Desde que empezaron a crecer lenta y dolorosamente, sí porque
todo estirón en mi cuerpo dolió…
Ahora con la adultez entre manos, lecturas y charlas; me di
cuenta que el tema pechos en mi pre adolescencia
fue tomado de un modo brusco, hasta se podría decir violento, no por maldad,
tan solo por simples hechos culturales, de creencias salidas de algún cajón que
aún no logro entender.
“Ponete corpiño que se te van a caer las tetas”
“como no usas corpiño; no ves que se te empiezan notar” etc
En este momento de mi vida, hay días que me debato con las
creencias culturales y mi cuerpo, pienso que estoy tan jodida como esas voces y
no lo quiero.
“ se te nota” si y
son parte del cuerpo, como un brazo, como mi pie, pero por alguna razón idiota,
las tetas, pero más que nada el pezón está mal visto, como si fuera una cosa
horrenda, si se encontrara de más, desencaja en esta cultura.

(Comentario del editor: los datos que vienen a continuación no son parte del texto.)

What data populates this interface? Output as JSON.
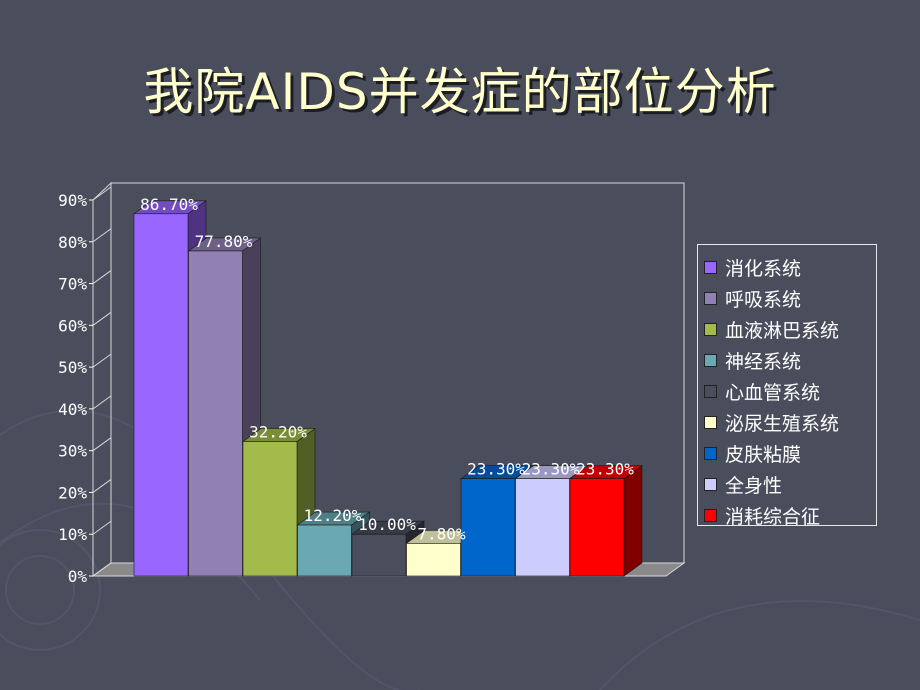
{
  "slide": {
    "title": "我院AIDS并发症的部位分析"
  },
  "chart_data": {
    "type": "bar",
    "style": "3d-column",
    "ylim": [
      0,
      90
    ],
    "ytick_step": 10,
    "yticks": [
      "0%",
      "10%",
      "20%",
      "30%",
      "40%",
      "50%",
      "60%",
      "70%",
      "80%",
      "90%"
    ],
    "legend_position": "right",
    "grid": false,
    "series": [
      {
        "name": "消化系统",
        "value": 86.7,
        "label": "86.70%",
        "color": "#9966ff"
      },
      {
        "name": "呼吸系统",
        "value": 77.8,
        "label": "77.80%",
        "color": "#9180b4"
      },
      {
        "name": "血液淋巴系统",
        "value": 32.2,
        "label": "32.20%",
        "color": "#a2bb4a"
      },
      {
        "name": "神经系统",
        "value": 12.2,
        "label": "12.20%",
        "color": "#6aa8b4"
      },
      {
        "name": "心血管系统",
        "value": 10.0,
        "label": "10.00%",
        "color": "#4a4d5c"
      },
      {
        "name": "泌尿生殖系统",
        "value": 7.8,
        "label": "7.80%",
        "color": "#ffffcc"
      },
      {
        "name": "皮肤粘膜",
        "value": 23.3,
        "label": "23.30%",
        "color": "#0066cc"
      },
      {
        "name": "全身性",
        "value": 23.3,
        "label": "23.30%",
        "color": "#ccccff"
      },
      {
        "name": "消耗综合征",
        "value": 23.3,
        "label": "23.30%",
        "color": "#ff0000"
      }
    ]
  }
}
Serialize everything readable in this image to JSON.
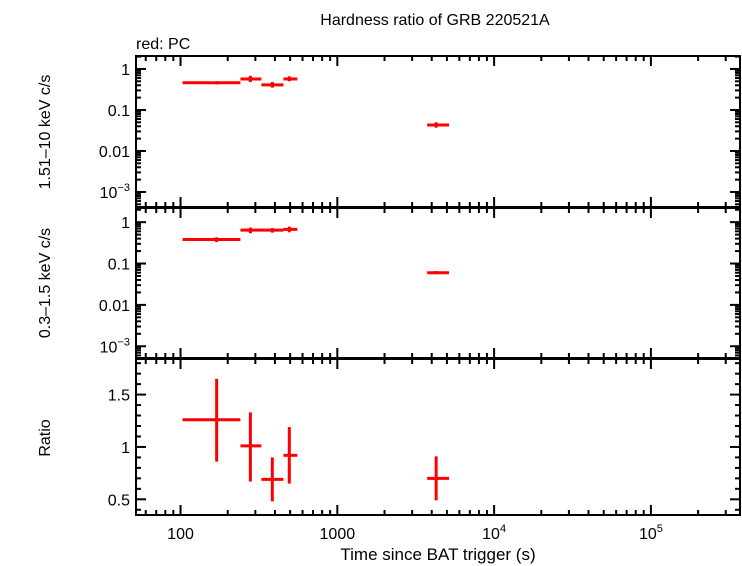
{
  "chart_data": {
    "type": "scatter",
    "title": "Hardness ratio of GRB 220521A",
    "subtitle": "red: PC",
    "xlabel": "Time since BAT trigger (s)",
    "xscale": "log",
    "xlim": [
      52,
      370000
    ],
    "x_ticks": [
      {
        "v": 100,
        "label": "100"
      },
      {
        "v": 1000,
        "label": "1000"
      },
      {
        "v": 10000,
        "label": "10",
        "exp": "4"
      },
      {
        "v": 100000,
        "label": "10",
        "exp": "5"
      }
    ],
    "color": "#ff0000",
    "x": [
      170,
      279,
      385,
      494,
      4270
    ],
    "x_lo": [
      103,
      241,
      328,
      453,
      3740
    ],
    "x_hi": [
      241,
      328,
      453,
      556,
      5160
    ],
    "panels": [
      {
        "name": "hard",
        "ylabel": "1.51–10 keV c/s",
        "yscale": "log",
        "ylim": [
          0.00043,
          2.07
        ],
        "y_ticks": [
          {
            "v": 1,
            "label": "1"
          },
          {
            "v": 0.1,
            "label": "0.1"
          },
          {
            "v": 0.01,
            "label": "0.01"
          },
          {
            "v": 0.001,
            "label": "10",
            "exp": "−3"
          }
        ],
        "values": [
          0.46,
          0.57,
          0.41,
          0.57,
          0.043
        ],
        "err_lo": [
          0.42,
          0.48,
          0.35,
          0.5,
          0.037
        ],
        "err_hi": [
          0.5,
          0.68,
          0.48,
          0.66,
          0.05
        ]
      },
      {
        "name": "soft",
        "ylabel": "0.3–1.5 keV c/s",
        "yscale": "log",
        "ylim": [
          0.00052,
          2.2
        ],
        "y_ticks": [
          {
            "v": 1,
            "label": "1"
          },
          {
            "v": 0.1,
            "label": "0.1"
          },
          {
            "v": 0.01,
            "label": "0.01"
          },
          {
            "v": 0.001,
            "label": "10",
            "exp": "−3"
          }
        ],
        "values": [
          0.38,
          0.64,
          0.64,
          0.67,
          0.06
        ],
        "err_lo": [
          0.33,
          0.54,
          0.56,
          0.57,
          0.055
        ],
        "err_hi": [
          0.43,
          0.74,
          0.72,
          0.78,
          0.066
        ]
      },
      {
        "name": "ratio",
        "ylabel": "Ratio",
        "yscale": "linear",
        "ylim": [
          0.35,
          1.84
        ],
        "y_ticks": [
          {
            "v": 1.5,
            "label": "1.5"
          },
          {
            "v": 1,
            "label": "1"
          },
          {
            "v": 0.5,
            "label": "0.5"
          }
        ],
        "values": [
          1.26,
          1.01,
          0.69,
          0.92,
          0.7
        ],
        "err_lo": [
          0.86,
          0.67,
          0.48,
          0.65,
          0.49
        ],
        "err_hi": [
          1.65,
          1.33,
          0.9,
          1.19,
          0.91
        ]
      }
    ]
  }
}
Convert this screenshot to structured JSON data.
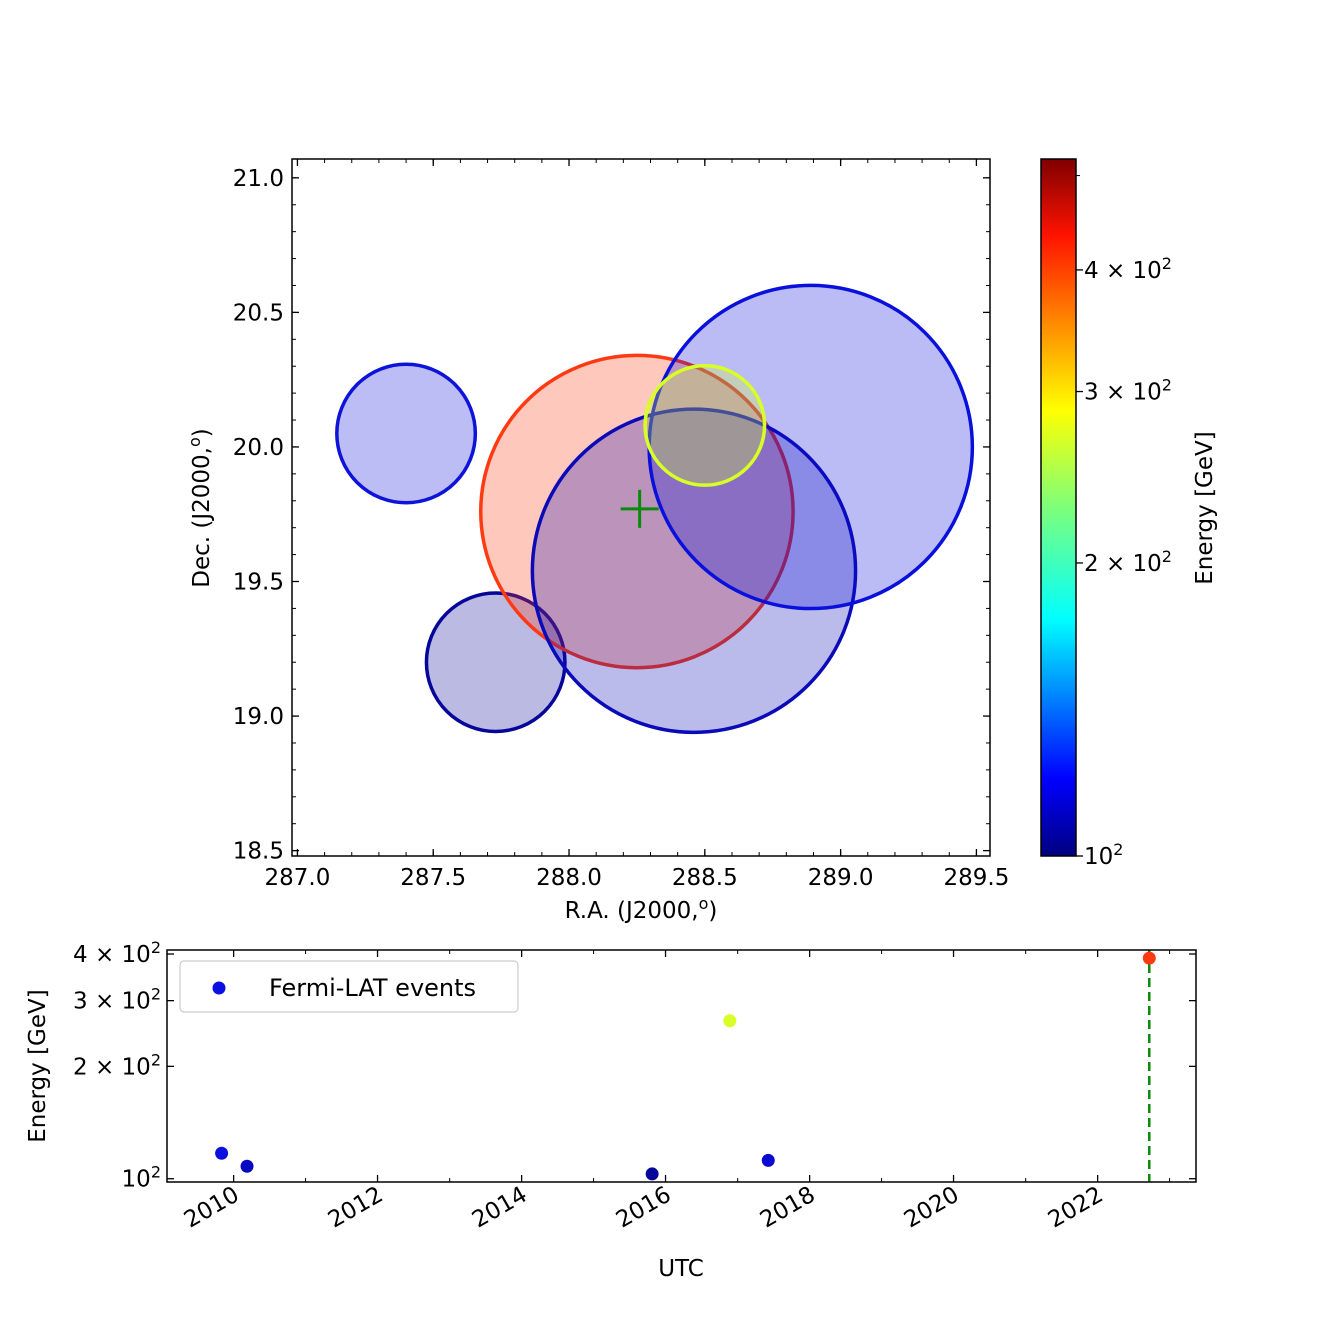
{
  "chart_data": [
    {
      "type": "scatter",
      "xlabel": "R.A. (J2000,",
      "xlabel_sup": "o",
      "ylabel": "Dec. (J2000,",
      "ylabel_sup": "o",
      "xlim": [
        286.98,
        289.55
      ],
      "ylim": [
        18.48,
        21.07
      ],
      "xticks": [
        "287.0",
        "287.5",
        "288.0",
        "288.5",
        "289.0",
        "289.5"
      ],
      "yticks": [
        "18.5",
        "19.0",
        "19.5",
        "20.0",
        "20.5",
        "21.0"
      ],
      "circles": [
        {
          "ra": 287.4,
          "dec": 20.05,
          "radius": 0.255,
          "energy": 110,
          "color": "#0d13d8"
        },
        {
          "ra": 287.73,
          "dec": 19.2,
          "radius": 0.255,
          "energy": 101,
          "color": "#06069a"
        },
        {
          "ra": 288.25,
          "dec": 19.76,
          "radius": 0.575,
          "energy": 400,
          "color": "#ff3a12"
        },
        {
          "ra": 288.46,
          "dec": 19.54,
          "radius": 0.595,
          "energy": 104,
          "color": "#0a0ab8"
        },
        {
          "ra": 288.89,
          "dec": 20.0,
          "radius": 0.595,
          "energy": 112,
          "color": "#0a10dc"
        },
        {
          "ra": 288.5,
          "dec": 20.08,
          "radius": 0.22,
          "energy": 268,
          "color": "#d8ff26"
        }
      ],
      "marker": {
        "ra": 288.26,
        "dec": 19.77,
        "symbol": "+",
        "color": "#0a8a0a"
      },
      "colorbar": {
        "label": "Energy [GeV]",
        "scale": "log",
        "range": [
          100,
          520
        ],
        "ticks": [
          {
            "value": 100,
            "label_base": "10",
            "label_exp": "2"
          },
          {
            "value": 200,
            "label_base": "2 × 10",
            "label_exp": "2"
          },
          {
            "value": 300,
            "label_base": "3 × 10",
            "label_exp": "2"
          },
          {
            "value": 400,
            "label_base": "4 × 10",
            "label_exp": "2"
          }
        ],
        "colormap": "jet"
      }
    },
    {
      "type": "scatter",
      "xlabel": "UTC",
      "ylabel": "Energy [GeV]",
      "yscale": "log",
      "xlim": [
        "2009-01-28",
        "2023-05-15"
      ],
      "ylim": [
        98,
        410
      ],
      "xticks": [
        "2010",
        "2012",
        "2014",
        "2016",
        "2018",
        "2020",
        "2022"
      ],
      "yticks": [
        {
          "value": 100,
          "label_base": "10",
          "label_exp": "2"
        },
        {
          "value": 200,
          "label_base": "2 × 10",
          "label_exp": "2"
        },
        {
          "value": 300,
          "label_base": "3 × 10",
          "label_exp": "2"
        },
        {
          "value": 400,
          "label_base": "4 × 10",
          "label_exp": "2"
        }
      ],
      "points": [
        {
          "x": "2009-11-01",
          "y": 117,
          "color": "#0a10e0"
        },
        {
          "x": "2010-03-10",
          "y": 108,
          "color": "#0808c0"
        },
        {
          "x": "2015-10-25",
          "y": 103,
          "color": "#06069a"
        },
        {
          "x": "2016-11-22",
          "y": 265,
          "color": "#d8ff26"
        },
        {
          "x": "2017-06-05",
          "y": 112,
          "color": "#0a0ad0"
        },
        {
          "x": "2022-09-20",
          "y": 390,
          "color": "#ff3a12"
        }
      ],
      "vline": {
        "x": "2022-09-20",
        "color": "#0a8a0a",
        "style": "dashed"
      },
      "legend": {
        "label": "Fermi-LAT events",
        "marker_color": "#0a10e0",
        "placement": "upper left"
      }
    }
  ]
}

Mi pezón sobra para caminar en la calle, molesta a la vista ajena.
Tendría que haber podido elegir si quería ponerme un corpiño,
que a pesar de disfrazarlos con dibujitos, me resultaban molestos, si a la transición
hubiera sido despacio y con migo al
mando, no me tendría que haber sentido incomoda
con lo que estaba creciendo.
Las tetas se caen, si por hechos naturales y está bien, el
cuerpo va modificándose a través de los años, como la mente, podemos hacerlo lo
más sano y amable posible.
Aun hoy con la movilización cultural que existe, salir sin
corpiño nos sigue convirtiendo en blanco de pensamientos retrogradas.
Mis tetas son mías y puedo elegir, bueno intentar elegir
como las llevo, porque aún es esta época, no pueden estar desnudas.
Ellas no nos sobran, lo que falta es la aceptación humana
hacia una parte del cuerpo tan maltratada, encasillada y oculto por un sistema,
el cual censura además de muchas otras cosas, nuestro cuerpo.
Mis hermosas tetas son oprimidas por el patriarcado.